To make things a bit harder for us, we disabled both the Surf Protection, so the malware can communicate with its command and control server freely, as well as the File Guard, so that signature based detection is removed from the equation, as signatures most likely didn’t exist yet at the time the ransomware was first released. We hope you enjoy watching Emsisoft Anti-Malware squash some of the biggest ransomware threats out there, without the help of any signatures, just as much as we do, knowing your system is well protected from all of these and hundreds more.

Click the full screen button to see the details of the alerts

Emsisoft's behavior blocker versus CryptoFortress ransomware.

Emsisoft’s behavior blocker versus CryptoFortress ransomware.

Emsisoft's behavior blocker versus ZeroLocker ransomware.

Emsisoft’s behavior blocker versus ZeroLocker ransomware.



We are here to help

Our commitment to combat ransomware goes far beyond just protecting our users from getting infected by it. In the past couple of years we managed to break dozens of different ransomware variants, helping to decrypt millions of files and allowing tens of thousands of users get back access to their invaluable data. Unlike other companies we provide these services completely free of charge, no matter whether you are an Emsisoft customer or not. So even if your other anti-virus or anti-malware software let you down, we will gladly see if we can help out. Just get in touch with us.


  • David Sucesso

    thats a cool video. thanks

  • Preston Mitchell

    FREE FULL LICENSE For Emsisoft Anti-Malware (for 203 days)
    This is my 5th year of using Emsisoft Internet Security. Today–on Christmas, a virus utterly destroyed Emsisoft, KILLING both Emsisoft Anti-Malware and its Online Armor firewall. Emsisoft was not just crippled but fatally corrupted by the virus. FORTUNATELY, my PC was barely saved by a FREE online scanner called HerdProtect…which quickly quarantined the virus and saved my Windows from being permanently damaged. HOW SAD THAT A FREE SOFTWARE PERFORMED BETTER THAN EMSISOFT. THEN I had to use Revo Uninstaller to uninstall Emsisoft’s CORPSE, because the DEAD Emsisoft was unable to uninstall itself. If anybody wants to use the remainder of my PAID Emsisoft license, which expires in 203 days, here is the license number: BEX-BAK-BEN-682 BUT BE WARNED…USE EMSISOFT AT YOUR OWN RISK…least you spend Christmas repairing your PC after Emsisoft FAILS to PROTECT your PC!

  • Mitchell Earl

    Can Emsisoft Anti-Malware for Server prevent an infected workstation from encrypting it’s mapped drives? Since the executable never resides on the server itself, I’m curious if it would detect file level activity and be able to halt it.

    • Christian

      No, the behavior is always monitored locally, which means if the ransomware is executed on the server it is being detected but if it is executed on a client that just happen to have access to a folder remotely on a server, it isn’t. Therefore you should never rely on server side protection only but also install behavior blocking on all your clients that have access to the server.
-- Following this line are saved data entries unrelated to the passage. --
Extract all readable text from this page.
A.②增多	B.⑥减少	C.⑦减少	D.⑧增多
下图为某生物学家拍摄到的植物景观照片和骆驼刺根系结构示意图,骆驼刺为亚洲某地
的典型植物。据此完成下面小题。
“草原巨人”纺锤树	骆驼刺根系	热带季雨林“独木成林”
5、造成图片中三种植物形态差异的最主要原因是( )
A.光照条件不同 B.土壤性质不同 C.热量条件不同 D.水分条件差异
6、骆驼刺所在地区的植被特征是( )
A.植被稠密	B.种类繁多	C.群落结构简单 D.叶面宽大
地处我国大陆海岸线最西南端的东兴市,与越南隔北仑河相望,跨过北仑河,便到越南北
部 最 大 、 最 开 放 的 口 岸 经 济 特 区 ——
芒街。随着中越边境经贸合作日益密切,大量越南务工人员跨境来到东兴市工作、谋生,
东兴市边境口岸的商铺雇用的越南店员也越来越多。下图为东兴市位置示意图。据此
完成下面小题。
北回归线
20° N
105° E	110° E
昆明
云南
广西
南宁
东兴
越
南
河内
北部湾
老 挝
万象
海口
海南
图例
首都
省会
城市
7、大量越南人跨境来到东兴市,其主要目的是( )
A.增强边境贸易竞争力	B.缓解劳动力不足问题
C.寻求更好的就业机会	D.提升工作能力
      Background: If ransomware encrypts files, it means it just edits existing files. A file write operation is not a malicious action though and therefore can’t be used as a trigger to alert. The behavior blocker monitors not just the file write action but also takes into account plenty of meta properties of the actual executable program that does the action, to come up with an alert.
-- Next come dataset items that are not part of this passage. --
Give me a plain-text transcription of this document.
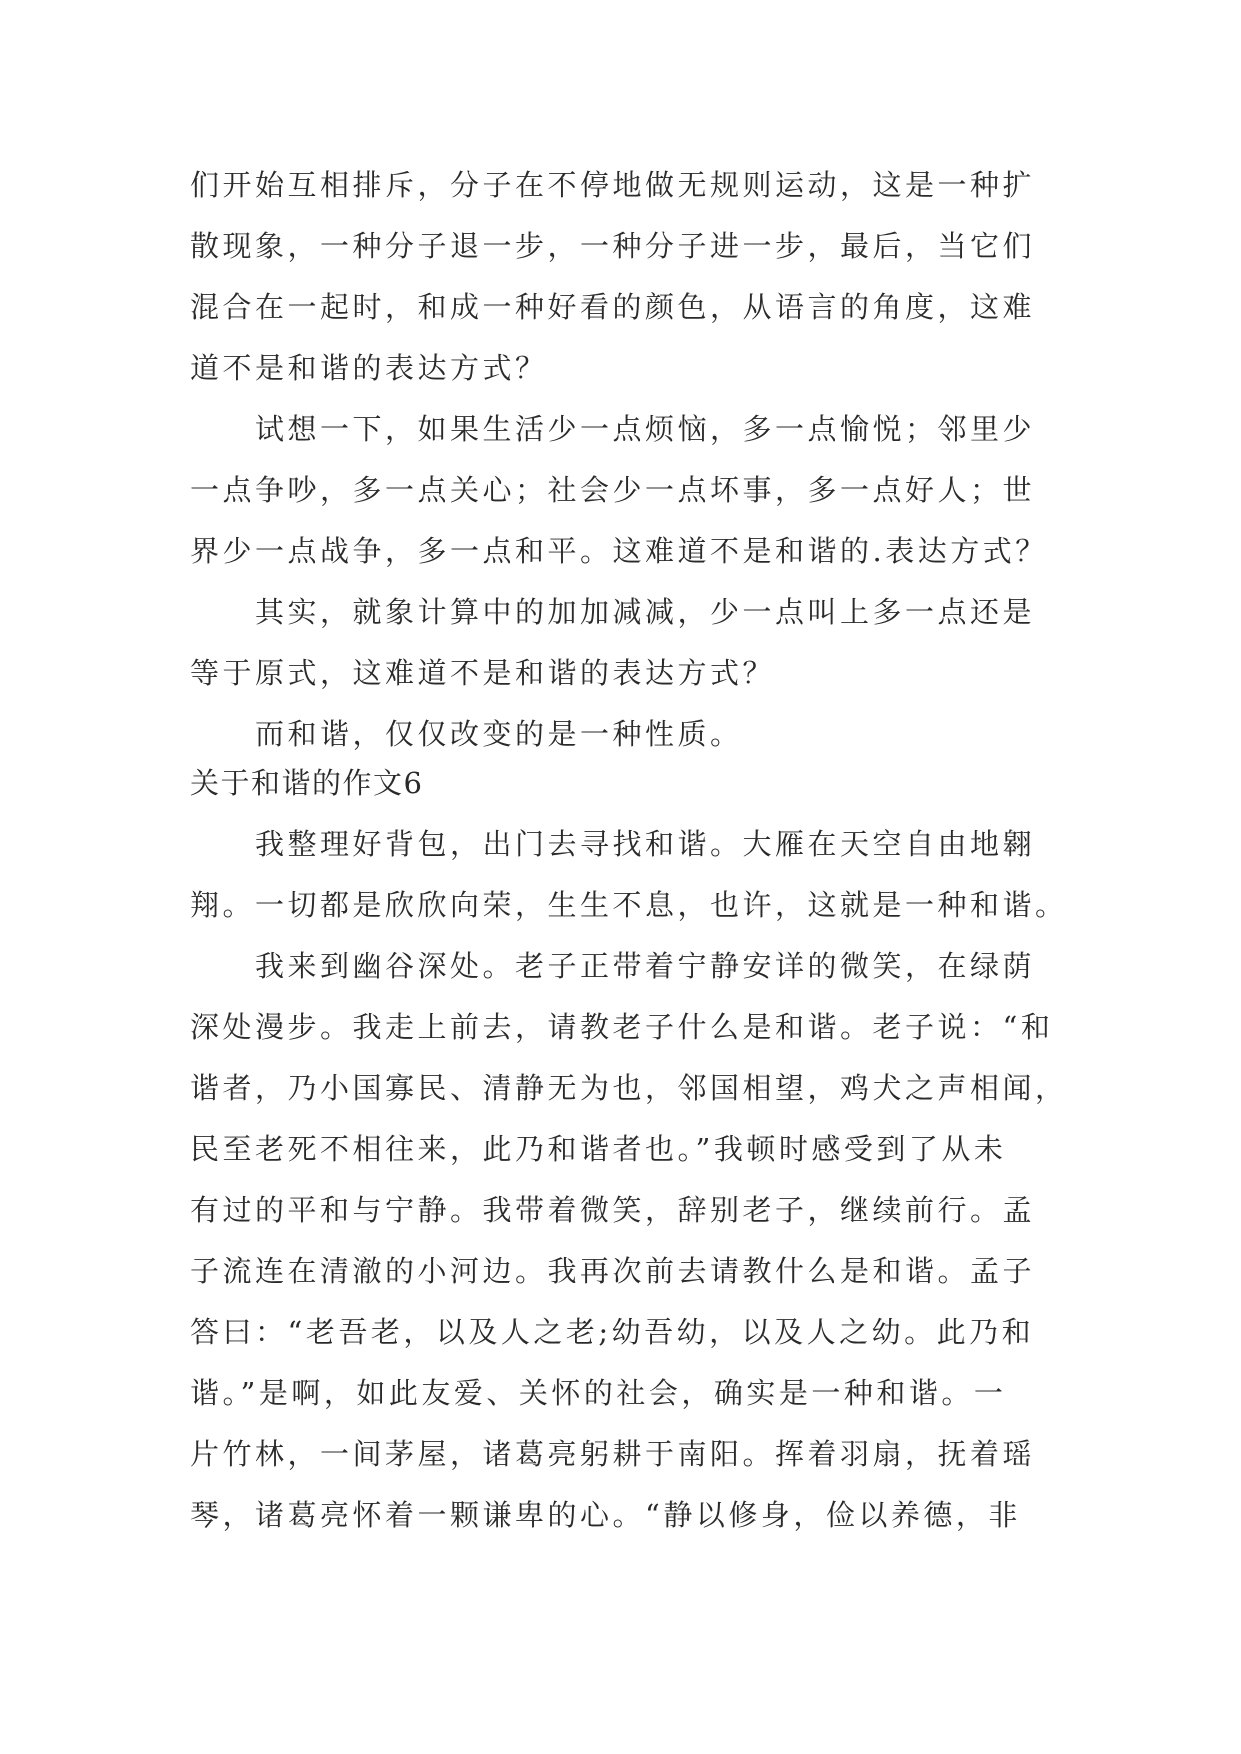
们开始互相排斥，分子在不停地做无规则运动，这是一种扩
散现象，一种分子退一步，一种分子进一步，最后，当它们
混合在一起时，和成一种好看的颜色，从语言的角度，这难
道不是和谐的表达方式？
　　试想一下，如果生活少一点烦恼，多一点愉悦；邻里少
一点争吵，多一点关心；社会少一点坏事，多一点好人；世
界少一点战争，多一点和平。这难道不是和谐的.表达方式？
　　其实，就象计算中的加加减减，少一点叫上多一点还是
等于原式，这难道不是和谐的表达方式？
　　而和谐，仅仅改变的是一种性质。
关于和谐的作文6
　　我整理好背包，出门去寻找和谐。大雁在天空自由地翱
翔。一切都是欣欣向荣，生生不息，也许，这就是一种和谐。
　　我来到幽谷深处。老子正带着宁静安详的微笑，在绿荫
深处漫步。我走上前去，请教老子什么是和谐。老子说：“和
谐者，乃小国寡民、清静无为也，邻国相望，鸡犬之声相闻，
民至老死不相往来，此乃和谐者也。”我顿时感受到了从未
有过的平和与宁静。我带着微笑，辞别老子，继续前行。孟
子流连在清澈的小河边。我再次前去请教什么是和谐。孟子
答曰：“老吾老，以及人之老;幼吾幼，以及人之幼。此乃和
谐。”是啊，如此友爱、关怀的社会，确实是一种和谐。一
片竹林，一间茅屋，诸葛亮躬耕于南阳。挥着羽扇，抚着瑶
琴，诸葛亮怀着一颗谦卑的心。“静以修身，俭以养德，非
      • Maybe it would be a solution to extend BB to perform some basic format tests for popular file formats on write operations? For example when a process tries to write at position 0 to a JPEG file and written data doesn’t start with SOI, then BB should generate an alert, or PDF files should start with %PDF and end with %%EOF and so on.
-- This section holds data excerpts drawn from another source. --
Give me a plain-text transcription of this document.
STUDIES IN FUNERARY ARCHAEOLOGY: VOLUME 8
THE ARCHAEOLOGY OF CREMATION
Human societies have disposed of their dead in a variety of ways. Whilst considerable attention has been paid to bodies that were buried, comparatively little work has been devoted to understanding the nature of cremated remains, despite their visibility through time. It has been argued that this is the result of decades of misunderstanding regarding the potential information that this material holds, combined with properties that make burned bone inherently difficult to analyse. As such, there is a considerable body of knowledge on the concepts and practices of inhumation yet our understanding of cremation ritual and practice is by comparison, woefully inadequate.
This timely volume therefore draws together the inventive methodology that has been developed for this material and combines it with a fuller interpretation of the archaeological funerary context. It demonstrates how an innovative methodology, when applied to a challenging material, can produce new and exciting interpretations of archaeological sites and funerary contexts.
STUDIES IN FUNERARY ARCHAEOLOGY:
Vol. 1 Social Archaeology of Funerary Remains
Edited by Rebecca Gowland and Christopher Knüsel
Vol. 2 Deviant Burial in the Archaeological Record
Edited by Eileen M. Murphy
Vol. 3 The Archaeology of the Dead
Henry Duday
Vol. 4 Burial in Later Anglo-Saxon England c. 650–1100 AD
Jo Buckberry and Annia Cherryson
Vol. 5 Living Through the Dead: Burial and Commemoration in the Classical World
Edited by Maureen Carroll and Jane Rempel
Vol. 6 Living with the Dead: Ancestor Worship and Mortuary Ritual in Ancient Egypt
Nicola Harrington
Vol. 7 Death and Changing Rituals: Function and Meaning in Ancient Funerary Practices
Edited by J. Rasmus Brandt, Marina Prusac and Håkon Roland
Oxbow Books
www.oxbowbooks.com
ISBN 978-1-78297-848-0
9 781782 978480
        I’ve been thinking of this for a while, but I don’t know that this is a viable option or it requires too much CPU and IO resources, and I have little knowledge about FSD filters (and even less free time) for a proof-of-concept implementation.

  • Michael Martin

    The examples given show that the ransomware programs (cryptofortress.exe and ZeroLocker.exe) were trying to run from Sarah’s desktop. In other words, they were already installed there. Should not Emsisoft Anti-malware have prevented that from happening in the first place?